When you hear the title, you might think this is a story of brutal, spectral pirates coming ashore like John Carpenter’s The Fog or some otherworldly, cutlass-clenched-in-teeth figure out of The Pirates of the Caribbean films. You’d be vaguely right but mostly wrong.
Imagine you’re a seaman on watch. It’s a calm night. The moon is out. The ship is far from shore and other ships. Then you see “the form of a man” stepping on board the ship.
Hodgson was fond of his narrators and here the sailor Jessop relates his story to an unknown party. The novel starts (well, after a sea shanty of Hodgson’s invention) with “He began without any circumlocution”.
We hear how Jessop signed on with the Mortzestus in San Francisco, a ship “right enough so far as grub and treatment went” but with a reputation of being haunted.
Whether the ship actually is haunted and what “haunted” means will be on Jessop’s mind as he relates the strange events onboard the ship. It starts with that figure climbing aboard and will go on to mysterious fights in the rigging, dead men on the deck, and a wondrous and unexpected climax.
Hodgson’s tale is fairly sparse in its escalation of tension and weirdness. He doesn’t spend a lot of time in characterization. At first, it seems that only a few men beside Jessop see anything unusual. But others may know more. Even before he boards the ship, Jessop hears of sails mysteriously loosened at night and that there are “too many shadows” on the ship. Jessop wonders if the Second Mate really does disbelieve his reports of oddities or just doesn’t want to acknowledge them.
Surprisingly, for a man who at the beginning of his literary career who publicly expressed his deep dissatisfaction about his career as a sailor, Hodgson doesn’t portray any of the common seamen or officers as brutish or unlikeable. Some will show great courage.
The unknown editor of the Delphi Classics edition I read says, in an introduction to the novel, that this is the final volume in a “loose trilogy” of cosmic horror that also includes The Boats of the “Glen Carrig” and The House on the Borderland. Hodgson, in his preface to the novel, doesn’t actually use the phrase “cosmic horror”. He does say those three books deal with “certain conceptions that have an elemental kinship”.
The Mortzestus, Jessop speculates, is on the border between our world and another dimension.
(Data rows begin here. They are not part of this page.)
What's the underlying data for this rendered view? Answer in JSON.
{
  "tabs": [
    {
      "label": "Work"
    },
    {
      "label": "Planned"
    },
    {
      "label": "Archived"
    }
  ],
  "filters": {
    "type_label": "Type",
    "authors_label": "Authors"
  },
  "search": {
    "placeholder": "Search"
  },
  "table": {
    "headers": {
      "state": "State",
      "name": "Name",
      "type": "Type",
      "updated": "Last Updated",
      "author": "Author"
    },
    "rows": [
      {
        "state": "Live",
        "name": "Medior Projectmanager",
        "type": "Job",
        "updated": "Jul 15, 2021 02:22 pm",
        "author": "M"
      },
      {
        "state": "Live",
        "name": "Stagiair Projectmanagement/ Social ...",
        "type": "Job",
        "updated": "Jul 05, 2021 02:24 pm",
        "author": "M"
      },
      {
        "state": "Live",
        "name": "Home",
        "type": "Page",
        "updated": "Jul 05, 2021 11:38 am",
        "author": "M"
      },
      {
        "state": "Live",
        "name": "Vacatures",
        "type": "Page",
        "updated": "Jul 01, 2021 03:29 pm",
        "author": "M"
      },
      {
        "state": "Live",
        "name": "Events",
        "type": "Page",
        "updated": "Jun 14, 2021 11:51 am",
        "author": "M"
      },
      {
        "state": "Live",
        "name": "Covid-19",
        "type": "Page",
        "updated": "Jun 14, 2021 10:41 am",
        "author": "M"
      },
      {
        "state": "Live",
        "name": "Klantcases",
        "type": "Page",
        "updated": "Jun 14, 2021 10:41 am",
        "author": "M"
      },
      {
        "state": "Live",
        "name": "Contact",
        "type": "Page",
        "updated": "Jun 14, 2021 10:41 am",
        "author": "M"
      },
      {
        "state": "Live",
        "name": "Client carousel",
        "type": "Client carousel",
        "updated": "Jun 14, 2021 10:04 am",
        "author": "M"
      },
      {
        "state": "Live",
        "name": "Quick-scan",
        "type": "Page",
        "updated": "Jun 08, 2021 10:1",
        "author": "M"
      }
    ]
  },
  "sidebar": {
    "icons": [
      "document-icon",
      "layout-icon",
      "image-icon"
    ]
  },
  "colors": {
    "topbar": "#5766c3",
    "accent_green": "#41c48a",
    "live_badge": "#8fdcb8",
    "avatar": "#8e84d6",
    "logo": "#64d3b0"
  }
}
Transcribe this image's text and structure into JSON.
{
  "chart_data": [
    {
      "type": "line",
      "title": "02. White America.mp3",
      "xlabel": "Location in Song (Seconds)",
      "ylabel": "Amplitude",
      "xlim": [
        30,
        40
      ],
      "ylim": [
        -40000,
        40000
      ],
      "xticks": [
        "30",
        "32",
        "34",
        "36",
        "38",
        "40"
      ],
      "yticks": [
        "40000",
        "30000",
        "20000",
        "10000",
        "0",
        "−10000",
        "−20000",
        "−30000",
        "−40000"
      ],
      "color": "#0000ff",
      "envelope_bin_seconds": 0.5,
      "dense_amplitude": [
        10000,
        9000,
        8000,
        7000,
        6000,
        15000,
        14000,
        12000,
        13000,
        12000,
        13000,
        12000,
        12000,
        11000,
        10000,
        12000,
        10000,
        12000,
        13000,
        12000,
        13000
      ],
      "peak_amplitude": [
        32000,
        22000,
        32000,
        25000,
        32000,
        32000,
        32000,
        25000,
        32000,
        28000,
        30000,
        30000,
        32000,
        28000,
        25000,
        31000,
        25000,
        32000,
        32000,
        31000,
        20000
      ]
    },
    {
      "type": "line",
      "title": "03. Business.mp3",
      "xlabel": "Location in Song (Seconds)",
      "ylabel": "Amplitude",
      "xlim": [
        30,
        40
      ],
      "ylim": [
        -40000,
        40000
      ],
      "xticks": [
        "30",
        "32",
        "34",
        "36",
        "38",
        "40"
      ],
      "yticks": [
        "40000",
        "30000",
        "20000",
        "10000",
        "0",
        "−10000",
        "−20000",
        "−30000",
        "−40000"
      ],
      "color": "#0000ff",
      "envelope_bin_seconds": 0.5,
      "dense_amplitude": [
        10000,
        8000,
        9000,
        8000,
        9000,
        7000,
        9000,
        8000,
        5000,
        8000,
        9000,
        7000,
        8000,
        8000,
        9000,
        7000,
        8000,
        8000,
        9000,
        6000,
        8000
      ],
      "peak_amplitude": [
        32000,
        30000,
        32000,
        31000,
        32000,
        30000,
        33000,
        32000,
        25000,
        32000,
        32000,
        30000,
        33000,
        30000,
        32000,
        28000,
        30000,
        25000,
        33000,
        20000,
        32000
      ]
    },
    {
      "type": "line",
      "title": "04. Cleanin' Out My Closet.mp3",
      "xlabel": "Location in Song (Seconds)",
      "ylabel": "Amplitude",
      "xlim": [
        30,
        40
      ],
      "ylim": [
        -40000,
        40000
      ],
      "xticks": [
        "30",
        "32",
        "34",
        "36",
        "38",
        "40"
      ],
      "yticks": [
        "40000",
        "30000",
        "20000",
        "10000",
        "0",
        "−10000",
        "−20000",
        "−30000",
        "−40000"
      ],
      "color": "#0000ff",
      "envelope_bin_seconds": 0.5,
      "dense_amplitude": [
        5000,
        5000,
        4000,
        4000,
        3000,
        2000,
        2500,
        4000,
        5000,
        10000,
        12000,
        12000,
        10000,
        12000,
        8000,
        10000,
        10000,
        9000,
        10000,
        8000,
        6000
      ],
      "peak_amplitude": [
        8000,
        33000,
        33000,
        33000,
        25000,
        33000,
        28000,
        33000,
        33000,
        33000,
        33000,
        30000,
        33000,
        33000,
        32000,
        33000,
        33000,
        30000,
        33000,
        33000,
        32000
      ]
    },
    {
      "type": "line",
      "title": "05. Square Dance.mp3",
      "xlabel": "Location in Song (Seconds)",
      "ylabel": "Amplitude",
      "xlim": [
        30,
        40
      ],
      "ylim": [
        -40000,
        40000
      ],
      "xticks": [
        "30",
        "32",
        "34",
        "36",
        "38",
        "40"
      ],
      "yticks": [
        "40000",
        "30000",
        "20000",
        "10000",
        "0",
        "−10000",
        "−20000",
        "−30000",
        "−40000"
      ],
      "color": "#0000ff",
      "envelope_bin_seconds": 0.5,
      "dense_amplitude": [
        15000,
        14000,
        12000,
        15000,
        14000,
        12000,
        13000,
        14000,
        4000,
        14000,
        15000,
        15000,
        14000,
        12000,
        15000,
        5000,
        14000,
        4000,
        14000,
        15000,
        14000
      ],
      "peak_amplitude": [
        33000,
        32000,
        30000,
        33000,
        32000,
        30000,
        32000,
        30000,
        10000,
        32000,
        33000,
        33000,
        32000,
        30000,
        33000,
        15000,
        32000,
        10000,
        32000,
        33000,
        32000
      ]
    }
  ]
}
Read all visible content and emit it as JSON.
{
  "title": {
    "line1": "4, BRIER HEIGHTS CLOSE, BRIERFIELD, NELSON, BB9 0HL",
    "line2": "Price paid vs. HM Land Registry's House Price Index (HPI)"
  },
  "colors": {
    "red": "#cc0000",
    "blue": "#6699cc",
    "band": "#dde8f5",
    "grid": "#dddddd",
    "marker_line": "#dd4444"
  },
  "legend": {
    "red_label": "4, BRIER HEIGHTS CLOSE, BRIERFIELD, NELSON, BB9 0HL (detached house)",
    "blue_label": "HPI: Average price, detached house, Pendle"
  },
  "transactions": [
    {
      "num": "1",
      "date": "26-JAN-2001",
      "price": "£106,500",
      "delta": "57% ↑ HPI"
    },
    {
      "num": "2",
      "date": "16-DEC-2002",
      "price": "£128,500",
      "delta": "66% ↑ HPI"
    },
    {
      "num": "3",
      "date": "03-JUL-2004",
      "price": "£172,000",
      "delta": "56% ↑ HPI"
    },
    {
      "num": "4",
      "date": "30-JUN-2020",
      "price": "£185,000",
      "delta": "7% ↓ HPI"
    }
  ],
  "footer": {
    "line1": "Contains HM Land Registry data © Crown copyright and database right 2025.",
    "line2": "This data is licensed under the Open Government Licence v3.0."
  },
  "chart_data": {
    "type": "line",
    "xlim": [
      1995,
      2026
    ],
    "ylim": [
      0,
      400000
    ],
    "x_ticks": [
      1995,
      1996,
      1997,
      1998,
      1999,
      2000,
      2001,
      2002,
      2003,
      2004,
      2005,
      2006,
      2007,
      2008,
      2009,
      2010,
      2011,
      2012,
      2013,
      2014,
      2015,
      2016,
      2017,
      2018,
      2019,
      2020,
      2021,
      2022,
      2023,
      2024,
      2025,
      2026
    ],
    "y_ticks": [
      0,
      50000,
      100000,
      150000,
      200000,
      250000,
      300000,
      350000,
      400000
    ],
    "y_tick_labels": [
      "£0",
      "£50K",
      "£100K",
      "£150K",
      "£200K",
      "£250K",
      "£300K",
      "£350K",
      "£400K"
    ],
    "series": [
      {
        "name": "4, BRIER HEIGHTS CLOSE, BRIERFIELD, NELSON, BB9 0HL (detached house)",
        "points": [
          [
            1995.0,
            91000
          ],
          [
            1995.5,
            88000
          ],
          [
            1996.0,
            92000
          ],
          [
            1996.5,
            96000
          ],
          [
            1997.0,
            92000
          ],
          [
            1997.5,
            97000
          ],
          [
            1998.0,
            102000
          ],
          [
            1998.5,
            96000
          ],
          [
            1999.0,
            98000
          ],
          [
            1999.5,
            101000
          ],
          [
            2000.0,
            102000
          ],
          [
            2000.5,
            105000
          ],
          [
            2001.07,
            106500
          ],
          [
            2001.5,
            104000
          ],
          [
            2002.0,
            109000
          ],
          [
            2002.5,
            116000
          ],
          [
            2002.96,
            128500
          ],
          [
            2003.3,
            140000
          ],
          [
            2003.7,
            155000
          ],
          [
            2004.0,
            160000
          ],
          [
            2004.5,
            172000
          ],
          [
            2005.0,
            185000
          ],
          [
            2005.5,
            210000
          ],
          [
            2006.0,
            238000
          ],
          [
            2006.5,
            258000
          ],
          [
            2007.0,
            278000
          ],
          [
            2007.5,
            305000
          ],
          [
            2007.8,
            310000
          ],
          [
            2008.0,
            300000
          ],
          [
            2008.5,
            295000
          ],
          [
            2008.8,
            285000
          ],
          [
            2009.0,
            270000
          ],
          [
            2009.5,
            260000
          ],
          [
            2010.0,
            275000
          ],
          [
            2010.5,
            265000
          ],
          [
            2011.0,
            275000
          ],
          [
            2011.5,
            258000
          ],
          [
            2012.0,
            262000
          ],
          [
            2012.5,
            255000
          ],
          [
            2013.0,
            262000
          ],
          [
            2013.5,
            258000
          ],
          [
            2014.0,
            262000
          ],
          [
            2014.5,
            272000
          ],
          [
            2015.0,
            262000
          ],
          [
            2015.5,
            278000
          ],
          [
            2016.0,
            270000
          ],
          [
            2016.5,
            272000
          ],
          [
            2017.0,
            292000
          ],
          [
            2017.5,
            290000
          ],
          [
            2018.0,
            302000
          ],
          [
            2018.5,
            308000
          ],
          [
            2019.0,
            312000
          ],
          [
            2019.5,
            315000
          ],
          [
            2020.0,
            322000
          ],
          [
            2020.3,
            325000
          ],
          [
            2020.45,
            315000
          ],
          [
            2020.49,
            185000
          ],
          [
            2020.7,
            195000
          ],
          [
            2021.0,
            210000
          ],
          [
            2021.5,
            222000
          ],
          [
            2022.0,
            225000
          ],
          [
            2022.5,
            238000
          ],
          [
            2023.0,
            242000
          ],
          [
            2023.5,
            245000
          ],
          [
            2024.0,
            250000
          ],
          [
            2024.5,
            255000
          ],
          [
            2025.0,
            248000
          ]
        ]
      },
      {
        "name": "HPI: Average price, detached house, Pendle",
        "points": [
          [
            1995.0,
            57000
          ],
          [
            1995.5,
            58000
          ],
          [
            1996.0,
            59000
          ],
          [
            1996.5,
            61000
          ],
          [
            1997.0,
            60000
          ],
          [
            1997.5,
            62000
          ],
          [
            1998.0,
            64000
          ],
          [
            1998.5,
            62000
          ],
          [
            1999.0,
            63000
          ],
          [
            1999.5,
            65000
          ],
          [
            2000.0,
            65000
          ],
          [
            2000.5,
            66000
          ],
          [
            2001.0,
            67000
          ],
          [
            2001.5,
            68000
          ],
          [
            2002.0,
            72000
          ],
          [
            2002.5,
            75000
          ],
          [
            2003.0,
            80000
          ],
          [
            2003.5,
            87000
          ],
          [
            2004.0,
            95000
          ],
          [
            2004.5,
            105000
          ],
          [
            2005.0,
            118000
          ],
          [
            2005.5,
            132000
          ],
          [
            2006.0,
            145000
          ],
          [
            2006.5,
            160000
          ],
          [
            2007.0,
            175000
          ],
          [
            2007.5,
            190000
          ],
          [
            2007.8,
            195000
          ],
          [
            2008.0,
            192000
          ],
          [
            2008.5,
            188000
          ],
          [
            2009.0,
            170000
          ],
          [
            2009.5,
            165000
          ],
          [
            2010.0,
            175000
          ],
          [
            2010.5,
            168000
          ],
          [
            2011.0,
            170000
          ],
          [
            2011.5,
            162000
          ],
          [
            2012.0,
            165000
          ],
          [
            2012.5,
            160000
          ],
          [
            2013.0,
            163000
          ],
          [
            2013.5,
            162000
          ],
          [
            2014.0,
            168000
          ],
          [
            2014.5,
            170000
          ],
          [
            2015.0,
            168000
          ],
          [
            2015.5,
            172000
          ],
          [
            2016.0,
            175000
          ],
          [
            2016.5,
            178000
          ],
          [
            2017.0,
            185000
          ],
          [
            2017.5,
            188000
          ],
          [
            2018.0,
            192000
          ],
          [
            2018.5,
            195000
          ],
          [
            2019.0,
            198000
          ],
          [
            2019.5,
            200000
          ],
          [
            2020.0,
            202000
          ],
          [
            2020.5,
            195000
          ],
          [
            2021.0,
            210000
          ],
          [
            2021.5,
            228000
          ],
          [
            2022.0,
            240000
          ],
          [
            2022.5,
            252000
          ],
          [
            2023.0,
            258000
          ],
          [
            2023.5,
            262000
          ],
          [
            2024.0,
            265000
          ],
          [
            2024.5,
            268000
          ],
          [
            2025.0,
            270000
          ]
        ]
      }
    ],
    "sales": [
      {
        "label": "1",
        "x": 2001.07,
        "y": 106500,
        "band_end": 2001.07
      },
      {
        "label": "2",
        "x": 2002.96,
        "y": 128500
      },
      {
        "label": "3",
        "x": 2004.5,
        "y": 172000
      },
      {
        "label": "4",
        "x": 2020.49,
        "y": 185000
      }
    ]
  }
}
In that regard, it is the same as the dwelling in The House on the Borderland. And this novel deals with dangers and wonders that cannot really be explained, just conceptualized through fumbling, inexact metaphors. The horror is not conquered or defeated. One must endure it.
And, at novel’s end, the horror must not even be spoken of or acknowledged.
If you don’t mind a welter of nautical terms, you’ll find this short novel provides moments, especially at the end, of wonder. Even with all the jargon of masts and rigging, its prose still feels the most modern of any of Hodgson’s novels.